Müssen wir also nach einigen Scherzen von John Cleese, Monty Python und Little Britain nun auch auf Mozarts Klarinettenkonzert und die Mondscheinsonate, auf »Ombra mai fu« und den Messiah verzichten? Schaffen wir es vor der großen Reinigung noch, das Wiener Singspiel Die Neger von Antonio Salieri wiederzuentdecken, das übrigens keine rassistischen Untertöne aufweist, vielmehr für ethnisch gemischte Ehen plädierte? War nicht Beethoven selbst eventuell ein Schwarzer, wie es vor knapp zwei Jahren hieß? Seitdem will ein Filmemacher einen DNA-Test an den Überresten des großen Boomers, nein Bonners, durchführen lassen. Der moderne Klavierheroe Alfred Brendel hatten das bekanntlich vorab durch ein Dada-Gedicht bestätigt.

Doch den Oxforder Musikologen geht es gar nicht mehr um Kleinigkeiten wie ein paar falsch investierte Guineas, wie sie etwa den berühmten Philosophen David Hume in Edinburgh zu Fall brachten. In Oxford besinnt man sich auf ein wirklich großes Thema: die musikalische Notation. Seit dem mittelalterlichen Benediktinermönch Guido von Arezzo kann man Musik als schwarze Punkte auf weißem Papier notieren und so als international handelbares Gut in alle Welt verschicken. Selbst am anderen Ende der Welt kann ein entsprechend ausgebildeter Mensch das Notenbuch namens Partitur öffnen und die notierte Musik spielen oder singen. Das ist trotz aller Vorläufer eine geradezu einmalige Errungenschaft der abendländischen Kultur, die ein Fortleben der notierten Werke sogar im Falle einer außerirdischen Übernahme wahrscheinlich macht.

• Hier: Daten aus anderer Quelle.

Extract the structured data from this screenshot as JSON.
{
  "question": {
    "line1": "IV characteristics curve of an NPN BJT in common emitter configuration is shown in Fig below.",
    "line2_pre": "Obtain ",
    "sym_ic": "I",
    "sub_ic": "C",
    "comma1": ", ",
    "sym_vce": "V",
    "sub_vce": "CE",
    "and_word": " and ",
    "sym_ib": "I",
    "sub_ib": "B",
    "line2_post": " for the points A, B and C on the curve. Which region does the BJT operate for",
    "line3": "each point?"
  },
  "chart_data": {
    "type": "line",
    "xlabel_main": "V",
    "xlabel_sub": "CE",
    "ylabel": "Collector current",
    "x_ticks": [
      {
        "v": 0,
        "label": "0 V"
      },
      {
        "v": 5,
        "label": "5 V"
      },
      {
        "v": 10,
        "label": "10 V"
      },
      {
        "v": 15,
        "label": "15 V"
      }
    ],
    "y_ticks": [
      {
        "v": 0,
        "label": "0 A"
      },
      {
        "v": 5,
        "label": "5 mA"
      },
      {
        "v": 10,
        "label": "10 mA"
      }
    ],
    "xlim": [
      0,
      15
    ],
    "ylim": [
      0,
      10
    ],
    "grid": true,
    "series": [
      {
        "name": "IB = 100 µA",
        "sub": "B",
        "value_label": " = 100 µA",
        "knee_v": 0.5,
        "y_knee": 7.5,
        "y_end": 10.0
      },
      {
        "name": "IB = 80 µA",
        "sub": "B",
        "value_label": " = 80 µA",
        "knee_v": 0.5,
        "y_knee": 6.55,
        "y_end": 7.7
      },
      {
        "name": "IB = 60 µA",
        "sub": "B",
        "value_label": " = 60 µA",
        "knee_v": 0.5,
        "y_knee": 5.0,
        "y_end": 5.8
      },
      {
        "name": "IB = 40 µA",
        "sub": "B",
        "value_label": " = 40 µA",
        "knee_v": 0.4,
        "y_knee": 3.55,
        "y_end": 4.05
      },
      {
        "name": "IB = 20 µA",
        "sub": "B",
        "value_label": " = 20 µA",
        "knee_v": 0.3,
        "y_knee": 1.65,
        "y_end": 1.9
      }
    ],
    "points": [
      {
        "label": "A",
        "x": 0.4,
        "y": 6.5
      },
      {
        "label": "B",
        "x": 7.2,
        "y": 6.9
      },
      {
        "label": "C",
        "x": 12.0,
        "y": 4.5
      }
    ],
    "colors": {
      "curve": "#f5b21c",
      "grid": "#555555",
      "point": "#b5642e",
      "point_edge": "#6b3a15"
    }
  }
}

Für einige Oxford-Professoren ist genau das »kolonialistisch«. Warum? Weil inzwischen auch halb Asien für Schubert und Tschaikowski schwärmt? Weil im brasilianischen Urwald ebenso wie in Kasachstan und Australien seit kurz oder lang Opernhäuser stehen? Die musikalische Notation habe ihre »koloniale Vergangenheit« noch nicht abgeschüttelt, heißt es allen Ernstes in einem Papier, das dem Telegraph vorliegt. Auch das Erlernen eines Tasteninstruments oder das Dirigieren sehen die Autoren als schädlich an, da beide Musizierarten um ein Repertoire kreisen, das sich »strukturell auf weiße, europäische Musik konzentriert« und daher »students of colour« große Schmerzen verursacht: Great distress, indeed!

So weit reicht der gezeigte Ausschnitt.